10 de junho de 2015

Quase certeza [Conversa de bar]




Sou o que sou, matéria apartada do ventre da minha mãe. Mais uma artéria por onde percorre o mundo. Pedaço milimétrico de incertezas.

- Todas as manhãs quando acordo um sentimento de estranheza me persegue. Me jogar debaixo daquele chuveiro gelado, vestir aquela roupa me parece a coisa mais idiota a se fazer. Olho pro lado e vejo um mundo repleto de caos nas relações humanas, no acúmulo absurdo de dinheiro e na insanidade que alimenta as pessoas que guardam tantos objetos. Nada faz sentido, são muitos os sentidos, mas eles não me dizem nada. O mundo está um caos e todo dia as pessoas seguem seu caminho em linha reta. Como se a vida fosse uma linha reta. Preciso controlar minha loucura, preciso permanecer insano.

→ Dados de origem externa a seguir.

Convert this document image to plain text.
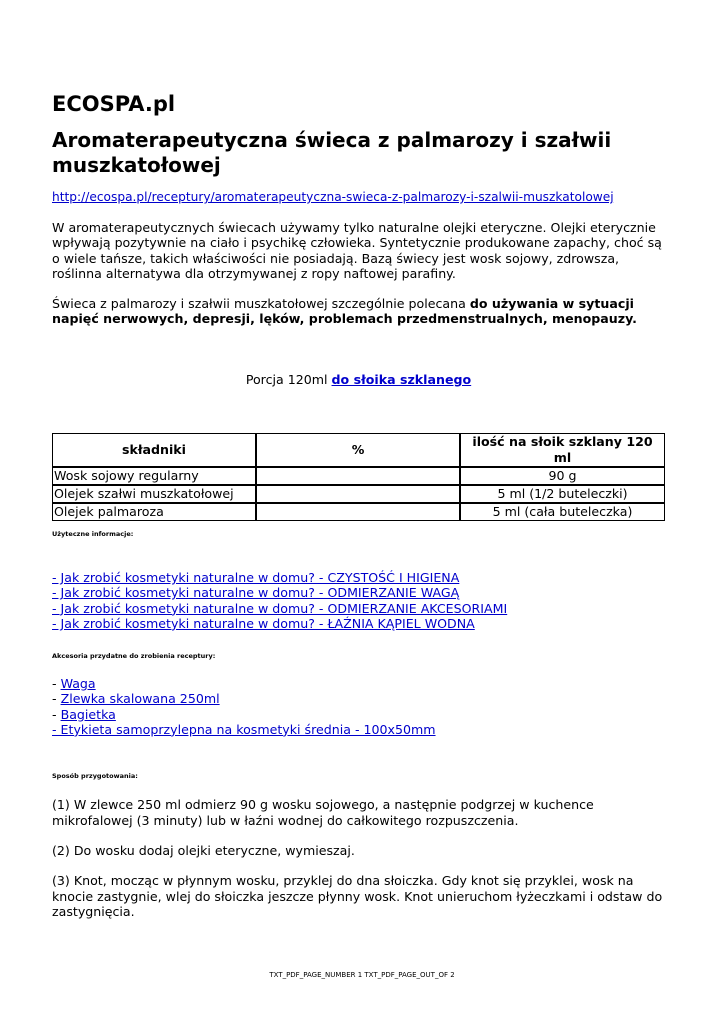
ECOSPA.pl
Aromaterapeutyczna świeca z palmarozy i szałwii muszkatołowej
http://ecospa.pl/receptury/aromaterapeutyczna-swieca-z-palmarozy-i-szalwii-muszkatolowej

W aromaterapeutycznych świecach używamy tylko naturalne olejki eteryczne. Olejki eterycznie wpływają pozytywnie na ciało i psychikę człowieka. Syntetycznie produkowane zapachy, choć są o wiele tańsze, takich właściwości nie posiadają. Bazą świecy jest wosk sojowy, zdrowsza, roślinna alternatywa dla otrzymywanej z ropy naftowej parafiny.

Świeca z palmarozy i szałwii muszkatołowej szczególnie polecana do używania w sytuacji napięć nerwowych, depresji, lęków, problemach przedmenstrualnych, menopauzy.

Porcja 120ml do słoika szklanego
składniki	%	ilość na słoik szklany 120 ml
Wosk sojowy regularny		90 g
Olejek szałwi muszkatołowej		5 ml (1/2 buteleczki)
Olejek palmaroza		5 ml (cała buteleczka)
Użyteczne informacje:
- Jak zrobić kosmetyki naturalne w domu? - CZYSTOŚĆ I HIGIENA
- Jak zrobić kosmetyki naturalne w domu? - ODMIERZANIE WAGĄ
- Jak zrobić kosmetyki naturalne w domu? - ODMIERZANIE AKCESORIAMI
- Jak zrobić kosmetyki naturalne w domu? - ŁAŹNIA KĄPIEL WODNA
Akcesoria przydatne do zrobienia receptury:
- Waga
- Zlewka skalowana 250ml
- Bagietka
- Etykieta samoprzylepna na kosmetyki średnia - 100x50mm
Sposób przygotowania:

(1) W zlewce 250 ml odmierz 90 g wosku sojowego, a następnie podgrzej w kuchence mikrofalowej (3 minuty) lub w łaźni wodnej do całkowitego rozpuszczenia.

(2) Do wosku dodaj olejki eteryczne, wymieszaj.

(3) Knot, mocząc w płynnym wosku, przyklej do dna słoiczka. Gdy knot się przyklei, wosk na knocie zastygnie, wlej do słoiczka jeszcze płynny wosk. Knot unieruchom łyżeczkami i odstaw do zastygnięcia.

TXT_PDF_PAGE_NUMBER 1 TXT_PDF_PAGE_OUT_OF 2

Quem disse isso foi Camilo, meu amigo, sentado na mesa do bar perto da universidade. Enquanto contávamos os trocados quase preocupados com a conta. Eu escutava e sabia que tudo que me dizia eu entendia. Já tinha sentido uma sensação de vácuo por alguns momentos. Enquanto ia pro trabalho, enquanto me obrigava a cumprir uma tarefa porque a sobrevivência é minha imperatriz.

E sentar ali, na mesa daquele bar solitário, fazia todo sentido. A cada gole, copo que deslizava pela minha garganta mundos de significados emergiam diante de mim. Eu, apenas mais uma molécula do mundo, sabia que talvez o único dia dos meus dias que trazia para mim alguma mensagem eram aqueles que eu me deixava ali. O álcool a estremecer meu sistema nervoso e provando pra mim que a sobriedade pode ser uma prisão de segurança máxima.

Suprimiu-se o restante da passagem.